A former director of the Soviet bioweapons program told the Financial Times that he invented a variation of anthrax that could travel several miles. Yet experts quoted in the New York Times say that if the spores were expelled by the building's exhaust system, the concentration of the bacteria would be too low to cause infection. Which Times should I heed?
Let's go with New York. But who wants to work a football field away from anthrax? And why has the index finger of my left hand been itching since yesterday?
At this point, law enforcement authorities cannot say whether the anthrax attacks are the work of the Sept. 11 plotters. Perhaps the mayhem of that day inspired and unleashed others. I find it convenient to believe it is Osama bin Laden or his associates who are going postal, for of late I've been wondering how the politicians, policy advocates and intelligence personnel who championed and supported the fundamentalist-dominated Afghanistan resistance in the 1980s are reacting to the recent turmoil and horror. Do they have reason to experience dark, nagging stabs of regrets?
As many of us know by now, bin Laden received his start in the destroy-a-superpower game by raising funds and recruiting volunteers for the mujaheedin, the faction-ridden force that waged a guerilla war in Afghanistan against Soviet invaders. The CIA poured hundreds of millions of dollars into this effort, as did Saudi Arabia, and the Pakistani intelligence service disseminated the weapons and money supplied by Uncle Sam.
So do the American godmothers of the mujaheedin now lose sleep over having bolstered the resistance in which bin Laden first developed a following and in which some of his present crew learned their chops?
A few weeks back, I was at a conference on terrorism, and in the hallway I spotted Charles Cogan, a former senior CIA official who oversaw the Afghanistan project. What do you say, I asked him, to the criticism that the CIA helped create the bin Laden monster? Very curtly, he replied, "We had nothing to do with him, we never had any direct contact with him. It's a canard." Before I could query him further, Cogan uneasily shuffled away.
That is the CIA line these days. Osama bin Laden? He was never one of ours. In a recent Foreign Affairs article, Milton Bearden, CIA station chief in Pakistan in the 1980s, says the same: "Despite what has been often written, the CIA never recruited, trained or otherwise used the Arab volunteers who arrived in Pakistan ... As fundraisers, however, Arabs from the Persian Gulf played a positive, often critical role in the background of the war ... Among the more prominent of these Arab fundraisers was one Osama bin Laden." (Bearden acknowledged that in 1987 bin Laden did participate in key battles and "the military legend of Osama bin Laden was born.")
Michael Pillsbury, a congressional aide in the 1980s, was one of the fiercest champions of the mujaheedin. Largely because of his efforts, the Reagan administration decided to send Stinger surface-to-air missiles to the resistance. He now says, "I think it is factually false that the U.S. in any way backed Osama and his group of Arabs. I was there. I know who we backed. No reliable official source has ever confirmed that the U.S. program included Osama and his Arabs. They were quite distinct, and at a separate location from the Afghan fundamentalists ... It has been sad for me to see this falsehood spread on several TV magazine shows."
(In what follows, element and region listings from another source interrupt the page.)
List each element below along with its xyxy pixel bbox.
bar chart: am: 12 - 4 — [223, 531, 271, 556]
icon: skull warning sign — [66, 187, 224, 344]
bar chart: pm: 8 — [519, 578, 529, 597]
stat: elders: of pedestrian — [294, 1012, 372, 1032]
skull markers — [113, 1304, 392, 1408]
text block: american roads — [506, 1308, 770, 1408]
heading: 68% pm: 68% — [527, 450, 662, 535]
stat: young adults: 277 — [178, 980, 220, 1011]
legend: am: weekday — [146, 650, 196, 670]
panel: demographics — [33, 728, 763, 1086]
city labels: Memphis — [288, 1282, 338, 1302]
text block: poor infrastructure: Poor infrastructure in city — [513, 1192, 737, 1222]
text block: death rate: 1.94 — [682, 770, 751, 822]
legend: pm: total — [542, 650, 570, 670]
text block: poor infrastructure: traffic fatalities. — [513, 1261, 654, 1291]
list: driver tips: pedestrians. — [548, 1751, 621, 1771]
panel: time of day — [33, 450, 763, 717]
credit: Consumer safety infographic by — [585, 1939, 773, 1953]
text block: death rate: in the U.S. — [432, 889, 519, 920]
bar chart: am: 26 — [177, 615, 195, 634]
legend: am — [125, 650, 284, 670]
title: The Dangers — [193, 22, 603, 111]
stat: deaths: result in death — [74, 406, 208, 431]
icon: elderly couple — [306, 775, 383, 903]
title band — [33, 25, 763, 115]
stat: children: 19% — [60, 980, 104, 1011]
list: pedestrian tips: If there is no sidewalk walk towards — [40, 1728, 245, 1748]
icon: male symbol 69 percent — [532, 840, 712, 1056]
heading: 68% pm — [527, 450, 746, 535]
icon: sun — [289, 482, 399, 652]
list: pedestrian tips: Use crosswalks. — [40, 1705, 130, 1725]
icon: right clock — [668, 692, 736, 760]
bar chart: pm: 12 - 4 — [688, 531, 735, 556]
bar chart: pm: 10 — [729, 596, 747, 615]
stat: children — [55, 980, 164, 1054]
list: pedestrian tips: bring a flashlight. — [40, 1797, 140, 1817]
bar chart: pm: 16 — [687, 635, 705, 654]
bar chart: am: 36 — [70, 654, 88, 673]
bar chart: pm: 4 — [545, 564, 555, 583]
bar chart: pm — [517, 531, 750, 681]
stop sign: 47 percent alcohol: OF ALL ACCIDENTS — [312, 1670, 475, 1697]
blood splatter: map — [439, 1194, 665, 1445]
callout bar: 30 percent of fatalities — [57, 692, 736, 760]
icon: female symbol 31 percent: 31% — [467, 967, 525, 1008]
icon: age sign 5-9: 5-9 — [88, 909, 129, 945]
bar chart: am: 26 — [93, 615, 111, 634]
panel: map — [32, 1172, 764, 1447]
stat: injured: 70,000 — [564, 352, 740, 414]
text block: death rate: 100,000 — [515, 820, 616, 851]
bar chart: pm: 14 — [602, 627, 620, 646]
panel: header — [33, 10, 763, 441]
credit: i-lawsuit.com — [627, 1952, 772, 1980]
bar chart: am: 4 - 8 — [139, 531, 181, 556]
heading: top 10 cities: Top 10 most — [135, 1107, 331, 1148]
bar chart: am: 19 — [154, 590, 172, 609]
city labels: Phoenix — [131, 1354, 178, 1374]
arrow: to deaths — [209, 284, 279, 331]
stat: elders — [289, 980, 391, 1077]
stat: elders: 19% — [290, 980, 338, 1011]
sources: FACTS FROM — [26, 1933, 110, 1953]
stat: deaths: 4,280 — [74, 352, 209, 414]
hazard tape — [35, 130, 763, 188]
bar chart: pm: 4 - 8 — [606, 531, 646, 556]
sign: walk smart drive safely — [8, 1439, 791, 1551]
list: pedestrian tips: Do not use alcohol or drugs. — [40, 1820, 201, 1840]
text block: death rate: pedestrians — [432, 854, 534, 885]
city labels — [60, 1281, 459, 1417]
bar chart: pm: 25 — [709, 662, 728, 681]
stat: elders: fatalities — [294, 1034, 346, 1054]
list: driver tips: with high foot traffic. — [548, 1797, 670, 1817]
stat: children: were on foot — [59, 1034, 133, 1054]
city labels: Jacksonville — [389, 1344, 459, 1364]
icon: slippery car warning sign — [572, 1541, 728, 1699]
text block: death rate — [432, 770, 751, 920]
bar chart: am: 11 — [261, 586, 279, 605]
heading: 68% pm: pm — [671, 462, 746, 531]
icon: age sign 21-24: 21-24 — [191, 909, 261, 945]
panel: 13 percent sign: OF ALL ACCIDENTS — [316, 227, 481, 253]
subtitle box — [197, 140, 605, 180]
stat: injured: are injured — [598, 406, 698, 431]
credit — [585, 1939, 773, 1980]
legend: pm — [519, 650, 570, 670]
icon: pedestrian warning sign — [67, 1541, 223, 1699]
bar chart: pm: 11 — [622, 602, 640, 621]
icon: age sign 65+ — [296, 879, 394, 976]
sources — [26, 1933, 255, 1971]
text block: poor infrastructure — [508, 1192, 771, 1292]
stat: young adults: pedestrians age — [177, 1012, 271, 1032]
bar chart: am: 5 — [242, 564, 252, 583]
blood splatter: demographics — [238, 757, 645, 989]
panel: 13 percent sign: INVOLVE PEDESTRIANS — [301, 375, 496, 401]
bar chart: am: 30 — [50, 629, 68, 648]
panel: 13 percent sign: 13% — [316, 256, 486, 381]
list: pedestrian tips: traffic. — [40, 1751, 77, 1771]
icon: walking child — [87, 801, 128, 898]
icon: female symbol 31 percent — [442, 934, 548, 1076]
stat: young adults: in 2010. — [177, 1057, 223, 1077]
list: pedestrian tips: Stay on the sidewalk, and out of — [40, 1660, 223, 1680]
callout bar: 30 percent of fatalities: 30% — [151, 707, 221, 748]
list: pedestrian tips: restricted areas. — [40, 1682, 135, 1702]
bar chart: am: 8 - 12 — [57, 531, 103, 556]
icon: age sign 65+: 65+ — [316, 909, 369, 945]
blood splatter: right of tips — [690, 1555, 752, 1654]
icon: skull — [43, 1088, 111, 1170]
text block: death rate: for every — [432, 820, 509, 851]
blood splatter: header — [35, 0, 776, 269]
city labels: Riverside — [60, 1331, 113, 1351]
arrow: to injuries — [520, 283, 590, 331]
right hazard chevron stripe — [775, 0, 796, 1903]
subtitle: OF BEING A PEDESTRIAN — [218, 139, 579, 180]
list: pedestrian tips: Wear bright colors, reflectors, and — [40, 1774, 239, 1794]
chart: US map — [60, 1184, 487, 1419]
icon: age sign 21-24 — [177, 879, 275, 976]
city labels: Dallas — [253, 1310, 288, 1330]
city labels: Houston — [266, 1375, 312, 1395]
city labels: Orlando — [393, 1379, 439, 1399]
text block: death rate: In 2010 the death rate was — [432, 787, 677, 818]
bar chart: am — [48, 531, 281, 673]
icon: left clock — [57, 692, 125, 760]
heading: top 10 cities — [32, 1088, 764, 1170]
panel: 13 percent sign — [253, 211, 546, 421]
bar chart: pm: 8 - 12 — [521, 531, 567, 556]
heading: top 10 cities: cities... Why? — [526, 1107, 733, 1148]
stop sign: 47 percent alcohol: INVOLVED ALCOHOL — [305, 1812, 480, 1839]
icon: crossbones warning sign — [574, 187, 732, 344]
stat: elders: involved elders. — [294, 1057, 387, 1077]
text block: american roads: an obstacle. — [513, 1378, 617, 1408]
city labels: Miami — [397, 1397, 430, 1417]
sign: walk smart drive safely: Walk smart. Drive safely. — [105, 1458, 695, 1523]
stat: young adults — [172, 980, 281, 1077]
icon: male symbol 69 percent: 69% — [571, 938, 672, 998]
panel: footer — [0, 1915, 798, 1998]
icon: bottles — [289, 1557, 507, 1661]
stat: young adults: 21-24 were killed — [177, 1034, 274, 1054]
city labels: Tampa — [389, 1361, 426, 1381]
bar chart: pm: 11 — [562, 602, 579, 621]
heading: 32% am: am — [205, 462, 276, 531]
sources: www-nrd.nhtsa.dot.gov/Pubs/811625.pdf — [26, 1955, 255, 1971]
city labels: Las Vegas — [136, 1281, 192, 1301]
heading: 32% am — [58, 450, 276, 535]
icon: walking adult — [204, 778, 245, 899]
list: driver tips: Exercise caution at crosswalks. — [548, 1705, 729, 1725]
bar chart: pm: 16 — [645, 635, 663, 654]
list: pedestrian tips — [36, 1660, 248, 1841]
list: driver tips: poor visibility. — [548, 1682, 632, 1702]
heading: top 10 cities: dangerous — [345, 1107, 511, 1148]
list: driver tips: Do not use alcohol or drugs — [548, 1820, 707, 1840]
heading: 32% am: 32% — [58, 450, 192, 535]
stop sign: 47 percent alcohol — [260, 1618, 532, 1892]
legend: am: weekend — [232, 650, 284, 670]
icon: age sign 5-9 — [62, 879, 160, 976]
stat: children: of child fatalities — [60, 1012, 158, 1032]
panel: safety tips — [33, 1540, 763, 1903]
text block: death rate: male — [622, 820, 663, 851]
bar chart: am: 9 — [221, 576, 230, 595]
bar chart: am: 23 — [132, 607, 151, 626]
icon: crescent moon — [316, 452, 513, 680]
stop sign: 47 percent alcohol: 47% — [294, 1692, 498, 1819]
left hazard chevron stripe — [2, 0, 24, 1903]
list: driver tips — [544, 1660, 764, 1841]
There is no evidence that contradicts these assertions, no proof the CIA actually shook hands with bin Laden. But the story's not that simple. The CIA supported the mujaheedin with money and guns. So did bin Laden -- with no objection from the CIA. Did some of bin Laden's "Arab Afghans" receive a share of U.S. weapons and money doled out by Pakistani intelligence? Probably. And in his memoirs, former CIA director Robert Gates notes that the Agency did attempt to increase the number of Arabs flocking to Afghanistan to wage jihad with the Muslim fundamentalists.